One of the essential ingredients for any flow battery, says Albertus, is the membrane that separates the electrolyte on the cathode side from that on the anode side. It should selectively let ions pass, but shouldn’t facilitate any reactions that might degrade the battery materials, change electrolyte’s pH, or reduce the battery’s performance. For most materials, though, this is too tall an order.

“The chemistries of today's flow batteries are limited by the selectivity of the membrane,” Albertus says. “When the active materials pass through the membrane, they can react in a reversible or irreversible manner. Current membranes are not very selective, limiting the active materials to chemistries with the same element on both sides of the membrane such as the all-vanadium flow battery. Even a tiny amount of crossover—say, 0.01 percent per cycle—over the course of 5000 cycles leads to unacceptably high degradation. If the membrane had higher selectivity, a new paradigm allowing the use of a far wider range of active materials would be enabled, especially those that are less expensive, such as iron and chromium.”
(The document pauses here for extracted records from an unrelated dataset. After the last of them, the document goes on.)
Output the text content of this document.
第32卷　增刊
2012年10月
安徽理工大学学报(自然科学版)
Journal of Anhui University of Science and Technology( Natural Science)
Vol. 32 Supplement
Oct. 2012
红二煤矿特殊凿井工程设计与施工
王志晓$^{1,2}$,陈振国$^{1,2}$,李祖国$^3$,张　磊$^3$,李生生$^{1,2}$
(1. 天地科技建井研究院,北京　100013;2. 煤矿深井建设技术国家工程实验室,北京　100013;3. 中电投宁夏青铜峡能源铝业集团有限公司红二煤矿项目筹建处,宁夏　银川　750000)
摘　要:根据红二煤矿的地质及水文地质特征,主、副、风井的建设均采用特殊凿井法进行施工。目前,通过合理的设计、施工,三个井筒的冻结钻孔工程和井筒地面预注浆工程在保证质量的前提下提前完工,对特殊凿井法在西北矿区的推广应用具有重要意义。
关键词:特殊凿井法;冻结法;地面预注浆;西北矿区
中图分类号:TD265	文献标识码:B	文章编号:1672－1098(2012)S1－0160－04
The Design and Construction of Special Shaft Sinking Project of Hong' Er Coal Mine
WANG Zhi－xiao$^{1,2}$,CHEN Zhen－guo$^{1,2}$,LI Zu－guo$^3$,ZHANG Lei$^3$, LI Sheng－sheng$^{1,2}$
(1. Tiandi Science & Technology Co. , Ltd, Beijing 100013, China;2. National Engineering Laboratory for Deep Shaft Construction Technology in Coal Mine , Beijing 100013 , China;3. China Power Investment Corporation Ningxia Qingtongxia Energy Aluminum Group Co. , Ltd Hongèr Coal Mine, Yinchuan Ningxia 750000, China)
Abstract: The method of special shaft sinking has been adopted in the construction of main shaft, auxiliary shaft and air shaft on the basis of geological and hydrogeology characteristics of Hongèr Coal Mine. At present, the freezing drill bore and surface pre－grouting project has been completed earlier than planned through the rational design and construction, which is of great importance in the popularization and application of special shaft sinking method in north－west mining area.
With that in mind, ARPA-E, through IONICS, awarded $2.7 million to East Hartford, Conn.–based United Technologies Research Center for a flow battery with solid ion membranes that the company says could make flow batteries cheaper and more durable. ARPA-E also awarded $1.5 million to the Colorado School of Mines to develop a “hybrid polymer” membrane that the research team says could “offer a highly selective, robust solution for the production of flow batteries at a price point that allows their affordable integration into the power grid.”

In other words, says Albertus, ARPA-E’s latest research effort into grid-scale batteries could solve one of the crucial outstanding problems in flow batteries: making the perfect separator for a cheaper, more stable, and longer-lasting system.

“The goal for the IONICS program is a per-cycle selectivity of 99.995 percent, dramatically higher than existing membranes,” he says. “Which in turn have better selectivity than simple porous membranes. A specific goal of the IONICS program is to make sure that, even as researchers develop membranes that have higher selectivity, they pay careful attention to ensure their membranes are also stable, highly conductive, and low cost at the production volumes flow batteries may achieve in the next 10 to 15 years.”